Sparse Interactions Reshape Stability in Random Lotka-Volterra Dynamics
Mattia Tarabolo, Luca Dall'Asta, Roberto Mulet
TL;DR
The paper tackles how finite connectivity and interaction heterogeneity reshape stability in generalized Lotka–Volterra ecosystems on sparse networks. It develops a thermodynamically exact framework based on the Gaussian Expansion Cavity Method to map the many-species dynamics onto an effective single-species stochastic process, solvable via population dynamics. A topology-driven transition from a globally stable single equilibrium to a fragmented multi-equilibrium landscape emerges purely from network structure, persisting under disorder and extending beyond fully connected models.

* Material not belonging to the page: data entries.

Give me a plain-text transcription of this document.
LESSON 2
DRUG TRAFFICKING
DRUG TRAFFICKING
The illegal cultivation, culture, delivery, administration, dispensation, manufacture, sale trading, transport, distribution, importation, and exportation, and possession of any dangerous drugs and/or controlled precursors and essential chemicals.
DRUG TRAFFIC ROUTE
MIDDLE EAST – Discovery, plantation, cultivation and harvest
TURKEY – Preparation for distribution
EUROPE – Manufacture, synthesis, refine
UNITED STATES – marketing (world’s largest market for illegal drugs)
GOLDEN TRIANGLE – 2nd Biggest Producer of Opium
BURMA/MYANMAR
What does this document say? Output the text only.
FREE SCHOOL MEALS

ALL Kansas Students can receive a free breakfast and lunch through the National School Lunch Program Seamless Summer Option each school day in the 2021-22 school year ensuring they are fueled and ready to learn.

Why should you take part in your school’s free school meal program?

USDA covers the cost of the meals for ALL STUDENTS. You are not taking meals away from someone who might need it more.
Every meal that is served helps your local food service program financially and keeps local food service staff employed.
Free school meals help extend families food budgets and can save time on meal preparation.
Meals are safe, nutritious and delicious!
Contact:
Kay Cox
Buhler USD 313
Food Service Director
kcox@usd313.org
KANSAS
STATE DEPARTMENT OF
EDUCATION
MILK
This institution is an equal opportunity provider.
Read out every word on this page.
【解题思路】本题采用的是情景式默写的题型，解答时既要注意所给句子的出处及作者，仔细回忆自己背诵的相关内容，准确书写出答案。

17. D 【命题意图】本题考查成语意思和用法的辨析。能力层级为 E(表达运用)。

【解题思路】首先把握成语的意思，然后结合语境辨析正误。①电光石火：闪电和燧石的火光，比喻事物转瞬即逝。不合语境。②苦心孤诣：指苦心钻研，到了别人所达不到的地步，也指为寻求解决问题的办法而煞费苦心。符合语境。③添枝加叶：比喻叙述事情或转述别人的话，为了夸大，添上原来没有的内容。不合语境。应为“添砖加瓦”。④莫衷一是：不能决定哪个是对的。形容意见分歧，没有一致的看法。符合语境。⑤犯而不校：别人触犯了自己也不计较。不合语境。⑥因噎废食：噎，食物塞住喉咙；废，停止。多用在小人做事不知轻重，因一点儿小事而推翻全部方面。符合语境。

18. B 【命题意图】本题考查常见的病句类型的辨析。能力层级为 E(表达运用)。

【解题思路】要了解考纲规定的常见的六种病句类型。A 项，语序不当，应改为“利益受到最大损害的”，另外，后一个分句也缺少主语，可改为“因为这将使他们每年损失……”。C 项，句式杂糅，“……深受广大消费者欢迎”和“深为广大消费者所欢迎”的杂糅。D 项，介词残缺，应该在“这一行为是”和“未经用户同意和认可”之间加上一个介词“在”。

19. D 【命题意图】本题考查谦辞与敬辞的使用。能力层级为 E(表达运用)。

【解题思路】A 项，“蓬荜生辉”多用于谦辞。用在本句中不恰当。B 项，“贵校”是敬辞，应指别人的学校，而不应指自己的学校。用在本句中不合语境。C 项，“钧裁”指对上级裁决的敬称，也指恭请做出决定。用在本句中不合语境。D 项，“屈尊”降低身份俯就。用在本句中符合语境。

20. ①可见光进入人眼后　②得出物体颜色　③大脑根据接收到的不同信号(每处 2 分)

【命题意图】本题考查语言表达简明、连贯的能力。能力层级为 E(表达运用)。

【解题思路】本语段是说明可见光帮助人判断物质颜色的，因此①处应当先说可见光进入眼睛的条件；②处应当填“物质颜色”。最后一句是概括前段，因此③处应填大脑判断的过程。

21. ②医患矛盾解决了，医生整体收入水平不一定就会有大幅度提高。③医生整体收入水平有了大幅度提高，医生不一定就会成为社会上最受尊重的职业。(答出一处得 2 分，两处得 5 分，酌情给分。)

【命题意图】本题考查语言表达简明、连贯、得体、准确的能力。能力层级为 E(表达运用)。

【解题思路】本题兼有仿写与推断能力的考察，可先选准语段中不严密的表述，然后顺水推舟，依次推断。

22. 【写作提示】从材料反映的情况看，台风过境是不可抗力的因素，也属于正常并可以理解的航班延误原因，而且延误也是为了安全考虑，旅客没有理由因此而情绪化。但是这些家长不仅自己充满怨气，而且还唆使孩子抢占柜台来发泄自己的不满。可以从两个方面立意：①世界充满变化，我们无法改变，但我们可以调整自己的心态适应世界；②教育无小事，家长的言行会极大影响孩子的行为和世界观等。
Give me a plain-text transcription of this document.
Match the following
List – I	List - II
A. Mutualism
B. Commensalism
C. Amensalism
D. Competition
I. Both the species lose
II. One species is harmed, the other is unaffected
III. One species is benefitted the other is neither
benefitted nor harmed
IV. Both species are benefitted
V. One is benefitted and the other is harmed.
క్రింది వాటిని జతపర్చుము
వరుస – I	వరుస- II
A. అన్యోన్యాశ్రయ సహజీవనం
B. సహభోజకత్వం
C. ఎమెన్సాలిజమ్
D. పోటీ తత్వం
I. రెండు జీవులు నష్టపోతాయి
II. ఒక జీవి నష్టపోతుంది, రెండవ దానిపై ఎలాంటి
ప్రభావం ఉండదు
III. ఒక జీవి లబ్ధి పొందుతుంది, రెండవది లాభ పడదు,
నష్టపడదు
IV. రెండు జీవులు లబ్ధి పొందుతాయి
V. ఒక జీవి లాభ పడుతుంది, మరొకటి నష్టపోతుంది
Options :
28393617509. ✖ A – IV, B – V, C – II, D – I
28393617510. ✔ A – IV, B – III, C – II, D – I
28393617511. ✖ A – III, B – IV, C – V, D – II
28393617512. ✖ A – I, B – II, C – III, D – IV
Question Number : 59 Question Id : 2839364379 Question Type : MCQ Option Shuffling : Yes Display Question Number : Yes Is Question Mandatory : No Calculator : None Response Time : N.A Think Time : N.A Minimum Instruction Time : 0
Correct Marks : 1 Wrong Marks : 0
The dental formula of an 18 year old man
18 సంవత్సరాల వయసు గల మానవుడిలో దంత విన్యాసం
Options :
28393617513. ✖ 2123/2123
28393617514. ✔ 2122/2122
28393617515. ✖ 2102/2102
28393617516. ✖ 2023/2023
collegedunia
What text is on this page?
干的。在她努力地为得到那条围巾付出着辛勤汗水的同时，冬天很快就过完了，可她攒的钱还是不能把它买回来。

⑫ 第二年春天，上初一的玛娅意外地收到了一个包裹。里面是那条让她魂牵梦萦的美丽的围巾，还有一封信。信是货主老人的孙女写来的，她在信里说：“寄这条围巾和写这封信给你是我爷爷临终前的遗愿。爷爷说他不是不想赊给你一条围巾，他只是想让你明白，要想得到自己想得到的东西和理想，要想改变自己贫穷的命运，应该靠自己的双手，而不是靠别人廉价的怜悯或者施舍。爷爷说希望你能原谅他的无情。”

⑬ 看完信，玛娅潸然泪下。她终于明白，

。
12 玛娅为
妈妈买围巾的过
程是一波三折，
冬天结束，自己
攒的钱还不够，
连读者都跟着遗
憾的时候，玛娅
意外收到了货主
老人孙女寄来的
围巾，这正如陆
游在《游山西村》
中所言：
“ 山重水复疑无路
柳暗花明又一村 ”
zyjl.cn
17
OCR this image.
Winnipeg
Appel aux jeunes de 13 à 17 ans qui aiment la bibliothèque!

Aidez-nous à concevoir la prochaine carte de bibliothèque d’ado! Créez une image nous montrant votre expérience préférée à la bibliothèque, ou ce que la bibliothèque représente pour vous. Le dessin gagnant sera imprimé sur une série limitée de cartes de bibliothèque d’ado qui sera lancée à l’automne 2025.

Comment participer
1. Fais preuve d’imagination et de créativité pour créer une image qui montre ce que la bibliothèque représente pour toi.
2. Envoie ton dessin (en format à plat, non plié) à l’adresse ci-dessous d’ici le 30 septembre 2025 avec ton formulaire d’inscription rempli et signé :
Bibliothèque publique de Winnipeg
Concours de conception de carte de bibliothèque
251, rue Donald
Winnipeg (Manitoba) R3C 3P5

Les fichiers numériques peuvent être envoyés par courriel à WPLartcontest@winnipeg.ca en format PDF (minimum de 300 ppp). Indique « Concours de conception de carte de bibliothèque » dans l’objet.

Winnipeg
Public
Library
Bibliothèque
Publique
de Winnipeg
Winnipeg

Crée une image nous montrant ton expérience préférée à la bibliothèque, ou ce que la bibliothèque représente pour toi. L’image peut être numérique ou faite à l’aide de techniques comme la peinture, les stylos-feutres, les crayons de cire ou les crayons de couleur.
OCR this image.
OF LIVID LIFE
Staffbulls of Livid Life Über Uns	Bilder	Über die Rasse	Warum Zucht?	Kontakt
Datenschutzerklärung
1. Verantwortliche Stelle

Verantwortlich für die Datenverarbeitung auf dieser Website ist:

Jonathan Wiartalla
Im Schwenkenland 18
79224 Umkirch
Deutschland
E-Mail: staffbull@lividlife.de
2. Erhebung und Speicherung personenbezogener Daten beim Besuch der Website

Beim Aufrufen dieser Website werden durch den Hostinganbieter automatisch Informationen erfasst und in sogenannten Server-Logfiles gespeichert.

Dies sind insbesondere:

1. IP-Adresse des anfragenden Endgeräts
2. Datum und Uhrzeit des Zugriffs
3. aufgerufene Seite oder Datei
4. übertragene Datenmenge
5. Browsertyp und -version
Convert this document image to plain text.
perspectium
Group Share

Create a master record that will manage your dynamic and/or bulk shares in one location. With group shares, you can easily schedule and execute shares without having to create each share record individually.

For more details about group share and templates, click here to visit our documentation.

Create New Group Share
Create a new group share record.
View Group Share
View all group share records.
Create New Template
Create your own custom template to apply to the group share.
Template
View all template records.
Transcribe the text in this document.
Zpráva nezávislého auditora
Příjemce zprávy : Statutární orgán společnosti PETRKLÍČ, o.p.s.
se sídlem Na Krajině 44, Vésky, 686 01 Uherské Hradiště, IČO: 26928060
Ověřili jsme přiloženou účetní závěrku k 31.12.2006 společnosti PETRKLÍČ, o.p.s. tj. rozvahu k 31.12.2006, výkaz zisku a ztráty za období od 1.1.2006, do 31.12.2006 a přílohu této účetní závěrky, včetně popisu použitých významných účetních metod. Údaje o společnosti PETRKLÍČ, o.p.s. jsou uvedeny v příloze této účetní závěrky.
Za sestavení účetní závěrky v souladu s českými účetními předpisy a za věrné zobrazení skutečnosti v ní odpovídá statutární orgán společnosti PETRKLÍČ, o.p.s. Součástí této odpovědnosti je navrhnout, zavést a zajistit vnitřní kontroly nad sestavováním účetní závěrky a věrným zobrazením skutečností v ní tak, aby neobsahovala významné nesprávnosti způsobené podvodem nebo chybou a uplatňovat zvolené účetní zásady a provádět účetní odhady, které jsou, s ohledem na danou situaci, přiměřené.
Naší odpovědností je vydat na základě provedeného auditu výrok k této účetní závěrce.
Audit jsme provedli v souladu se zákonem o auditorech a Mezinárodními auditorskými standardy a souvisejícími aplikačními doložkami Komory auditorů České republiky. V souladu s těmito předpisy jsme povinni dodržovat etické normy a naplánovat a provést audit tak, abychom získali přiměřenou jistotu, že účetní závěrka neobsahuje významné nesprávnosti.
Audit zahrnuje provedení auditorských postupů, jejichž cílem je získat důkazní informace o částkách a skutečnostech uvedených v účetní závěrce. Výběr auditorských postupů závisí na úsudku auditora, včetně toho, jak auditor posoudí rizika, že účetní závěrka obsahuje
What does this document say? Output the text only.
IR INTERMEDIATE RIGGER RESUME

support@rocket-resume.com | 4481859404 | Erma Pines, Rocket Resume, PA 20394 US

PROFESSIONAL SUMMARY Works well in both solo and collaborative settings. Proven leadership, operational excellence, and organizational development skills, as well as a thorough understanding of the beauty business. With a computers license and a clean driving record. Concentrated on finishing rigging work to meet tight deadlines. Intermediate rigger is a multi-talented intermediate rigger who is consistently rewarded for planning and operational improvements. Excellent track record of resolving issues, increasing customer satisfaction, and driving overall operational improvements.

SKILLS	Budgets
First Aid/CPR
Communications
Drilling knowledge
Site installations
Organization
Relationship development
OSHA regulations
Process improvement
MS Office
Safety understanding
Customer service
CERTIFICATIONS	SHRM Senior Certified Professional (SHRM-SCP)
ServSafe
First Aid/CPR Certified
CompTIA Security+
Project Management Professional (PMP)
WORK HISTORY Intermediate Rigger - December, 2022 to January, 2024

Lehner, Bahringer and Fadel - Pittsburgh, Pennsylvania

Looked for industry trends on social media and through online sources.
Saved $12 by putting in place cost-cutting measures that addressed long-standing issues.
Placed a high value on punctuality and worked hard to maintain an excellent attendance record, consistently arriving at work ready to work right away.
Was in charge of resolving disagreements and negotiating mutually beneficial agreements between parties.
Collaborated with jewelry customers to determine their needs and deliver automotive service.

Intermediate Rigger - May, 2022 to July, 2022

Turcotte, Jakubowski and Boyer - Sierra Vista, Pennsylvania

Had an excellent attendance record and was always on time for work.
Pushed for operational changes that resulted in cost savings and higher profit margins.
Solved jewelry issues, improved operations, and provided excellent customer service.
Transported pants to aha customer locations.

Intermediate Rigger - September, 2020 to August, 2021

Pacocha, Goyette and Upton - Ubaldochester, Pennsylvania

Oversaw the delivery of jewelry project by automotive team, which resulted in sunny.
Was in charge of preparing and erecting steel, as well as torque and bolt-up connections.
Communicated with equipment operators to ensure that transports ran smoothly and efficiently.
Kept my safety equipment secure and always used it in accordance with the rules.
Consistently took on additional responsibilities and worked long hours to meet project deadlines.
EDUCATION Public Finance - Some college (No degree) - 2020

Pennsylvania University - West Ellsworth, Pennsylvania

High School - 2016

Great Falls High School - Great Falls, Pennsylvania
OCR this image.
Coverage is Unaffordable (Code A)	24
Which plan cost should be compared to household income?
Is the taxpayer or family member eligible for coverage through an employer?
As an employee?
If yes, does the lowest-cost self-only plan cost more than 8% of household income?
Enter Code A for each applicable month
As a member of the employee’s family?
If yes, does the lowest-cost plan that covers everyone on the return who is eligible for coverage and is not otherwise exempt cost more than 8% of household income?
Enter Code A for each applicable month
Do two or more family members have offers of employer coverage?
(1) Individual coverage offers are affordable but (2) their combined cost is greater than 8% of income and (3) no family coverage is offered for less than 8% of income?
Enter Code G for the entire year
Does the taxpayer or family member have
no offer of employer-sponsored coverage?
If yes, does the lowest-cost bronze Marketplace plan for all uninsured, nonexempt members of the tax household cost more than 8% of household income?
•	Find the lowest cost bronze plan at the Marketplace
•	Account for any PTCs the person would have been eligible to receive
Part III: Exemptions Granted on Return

The resulting phase diagrams provide a scalable analytic tool to assess stability, biodiversity, and regime shifts in large ecological networks and potentially other sparse non-equilibrium systems.
Abstract
Classical approaches to ecological stability rely on fully connected interaction models, yet real ecosystems are sparse and structured--a feature that qualitatively reshapes their collective dynamics. Here, we establish a thermodynamically exact stability phase diagram for generalized Lotka-Volterra dynamics on sparse random graphs, resolving how finite connectivity and interaction heterogeneity jointly govern ecosystem resilience. Using a small-coupling expansion of the dynamic cavity method, we derive an effective single-site stochastic process that is solvable via population dynamics. Our approach uncovers a topological phase transition--driven purely by the finite connectivity structure of the network--that leads to multi-stability. This instability is fundamentally distinct from the disorder-driven transitions induced by quenched randomness of the couplings. Our framework overcomes the considerable computational cost of direct simulations, offering a scalable and versatile analysis of stability, biodiversity, and alternative stable states in realistic, large-scale ecological ecosystems.